The first link in the article went to a GitHub repo and I didn't get any responsible work done for the rest of the day.
Setting up Stable Diffusion was tedious. I skipped the GUI version because that's too easy or the 3GB download was intimidating. Setting up Anaconda, a package manager, also seemed like overkill so I downloaded Miniconda.
Instructions for a Local Install of Stable Diffusion for Windows were helpful; I spent a while trying to follow the repo README which left me confused about acquiring "weights" or "checkpoints." At some point a script seemed to be hanging, so I restarted it and it hung again. I noticed that my disk space was steadily decreasing, however.
I had made an account at Hugging Face, though I don't know if I needed to, and the script was downloading 128 files of 2.7GB each. I checked to see how much space GTAV was taking, then did the arithmetic and realized that the laion2B-en dataset was almost as large as my entire SSD.
So I cancelled that, and hunted around until I found Optimized Stable Diffusion modified to run on lower GPU VRAM which I think works with a much smaller ... stuff. The miniconda3 folder now has 13.7 GB of AI stuff.
Eventually it worked, and I could run a command that would generate some images.
(ldm) C:\Users\wasoxygen\stableD>python optimizedSD/optimized_txt2img.py
--outdir "C:\Users\wasoxygen\stableD\outputs\optimized" --H 512 --W 512
--ddim_steps 20 --n_samples 4 --prompt "t-rex eating a lawyer"
The first thing you will notice is that these images are crap, nothing like the breathtaking album covers and fantasy book jackets we have been seeing online.
It turns out that by default these tools give multiple images because most of them will be trash, and (for now) it takes human judgment to pick out anything presentable. Most of my first results were mediocre.
I tried tweaking the settings, generating larger images or using more DDIM steps, but most of the output images did not even capture the concept, some were very random, and one or two might be useful.
I got one image that I think is worth looking at, something that would take a fair amount of talent and effort for a human to create, in the "photorealistic cat fighter pilot" series.
So impressive results can be obtained, especially with good hardware, and more patience and experience in fine-tuning prompts.
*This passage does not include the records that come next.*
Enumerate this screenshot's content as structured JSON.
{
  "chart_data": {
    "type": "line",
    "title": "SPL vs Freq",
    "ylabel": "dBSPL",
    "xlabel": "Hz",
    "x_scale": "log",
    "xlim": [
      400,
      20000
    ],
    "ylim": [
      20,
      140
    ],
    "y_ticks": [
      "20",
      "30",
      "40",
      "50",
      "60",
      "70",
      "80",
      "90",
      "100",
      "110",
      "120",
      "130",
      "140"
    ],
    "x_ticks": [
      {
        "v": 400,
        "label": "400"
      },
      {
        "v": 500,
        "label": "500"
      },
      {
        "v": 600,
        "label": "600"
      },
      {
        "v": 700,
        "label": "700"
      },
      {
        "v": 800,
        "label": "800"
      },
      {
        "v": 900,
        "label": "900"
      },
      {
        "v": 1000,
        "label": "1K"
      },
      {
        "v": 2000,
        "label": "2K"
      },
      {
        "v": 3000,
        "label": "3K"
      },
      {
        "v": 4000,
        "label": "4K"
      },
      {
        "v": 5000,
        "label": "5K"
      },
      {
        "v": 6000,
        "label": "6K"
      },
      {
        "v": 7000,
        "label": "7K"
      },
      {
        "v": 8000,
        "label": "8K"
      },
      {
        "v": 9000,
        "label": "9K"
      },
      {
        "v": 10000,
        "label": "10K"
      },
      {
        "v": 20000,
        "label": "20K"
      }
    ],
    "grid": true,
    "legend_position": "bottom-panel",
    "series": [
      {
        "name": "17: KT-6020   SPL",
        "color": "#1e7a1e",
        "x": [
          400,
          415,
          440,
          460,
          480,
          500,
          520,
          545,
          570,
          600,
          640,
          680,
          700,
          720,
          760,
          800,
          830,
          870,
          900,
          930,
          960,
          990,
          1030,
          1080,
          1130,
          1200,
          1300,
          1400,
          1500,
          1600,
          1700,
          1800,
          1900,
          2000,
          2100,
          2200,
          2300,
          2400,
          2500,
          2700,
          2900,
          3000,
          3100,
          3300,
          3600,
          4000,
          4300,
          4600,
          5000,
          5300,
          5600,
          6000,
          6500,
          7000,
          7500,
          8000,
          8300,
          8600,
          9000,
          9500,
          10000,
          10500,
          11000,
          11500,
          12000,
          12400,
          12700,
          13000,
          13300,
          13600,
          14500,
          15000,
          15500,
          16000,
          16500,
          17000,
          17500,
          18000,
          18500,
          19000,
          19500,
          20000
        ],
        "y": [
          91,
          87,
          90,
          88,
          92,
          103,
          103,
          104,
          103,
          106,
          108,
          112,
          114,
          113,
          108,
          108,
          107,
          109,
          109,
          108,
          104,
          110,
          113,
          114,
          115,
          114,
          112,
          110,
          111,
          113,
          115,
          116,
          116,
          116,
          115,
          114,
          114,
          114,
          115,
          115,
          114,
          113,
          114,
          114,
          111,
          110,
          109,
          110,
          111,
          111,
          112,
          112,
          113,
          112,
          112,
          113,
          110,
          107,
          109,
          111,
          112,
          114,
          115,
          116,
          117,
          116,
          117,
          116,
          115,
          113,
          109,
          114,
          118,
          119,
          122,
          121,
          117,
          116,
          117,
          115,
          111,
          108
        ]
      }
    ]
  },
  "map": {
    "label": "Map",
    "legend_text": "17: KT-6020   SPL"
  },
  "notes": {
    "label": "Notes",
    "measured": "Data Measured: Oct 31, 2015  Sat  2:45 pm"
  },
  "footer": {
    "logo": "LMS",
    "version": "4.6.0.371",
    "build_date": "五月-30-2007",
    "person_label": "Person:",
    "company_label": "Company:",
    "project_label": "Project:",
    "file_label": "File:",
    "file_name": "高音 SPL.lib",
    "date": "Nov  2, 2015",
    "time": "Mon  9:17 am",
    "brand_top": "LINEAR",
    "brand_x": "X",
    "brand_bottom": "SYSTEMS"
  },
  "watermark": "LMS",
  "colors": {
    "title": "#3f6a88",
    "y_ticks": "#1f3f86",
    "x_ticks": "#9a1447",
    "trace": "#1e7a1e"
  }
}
I read some articles to try and make sense of the technology and learned some acronyms. The concept seems to be that the software studies how adding random distortions (Gaussian noise) to an image degrades it, and it learns to reverse the distortion little by little, starting with an image of "television, tuned to a dead channel" and gradually approaching a recognizable image. The training set consists of billions of images that have text descriptions. The magic is that the software comes up with many very different images that all look somehow like a French cat, but never a dog in a fedora.
Denoising Diffusion Implicit Models
Heh, the LAOIN group lets you search the five billion source images they provide for AI training, and it turns out there are an awful lot of cat fighter pilots on the internet, many of them head-and-shoulder portraits wearing heavy jackets and gazing to the right. "cat pictures — that essential building block of the Internet."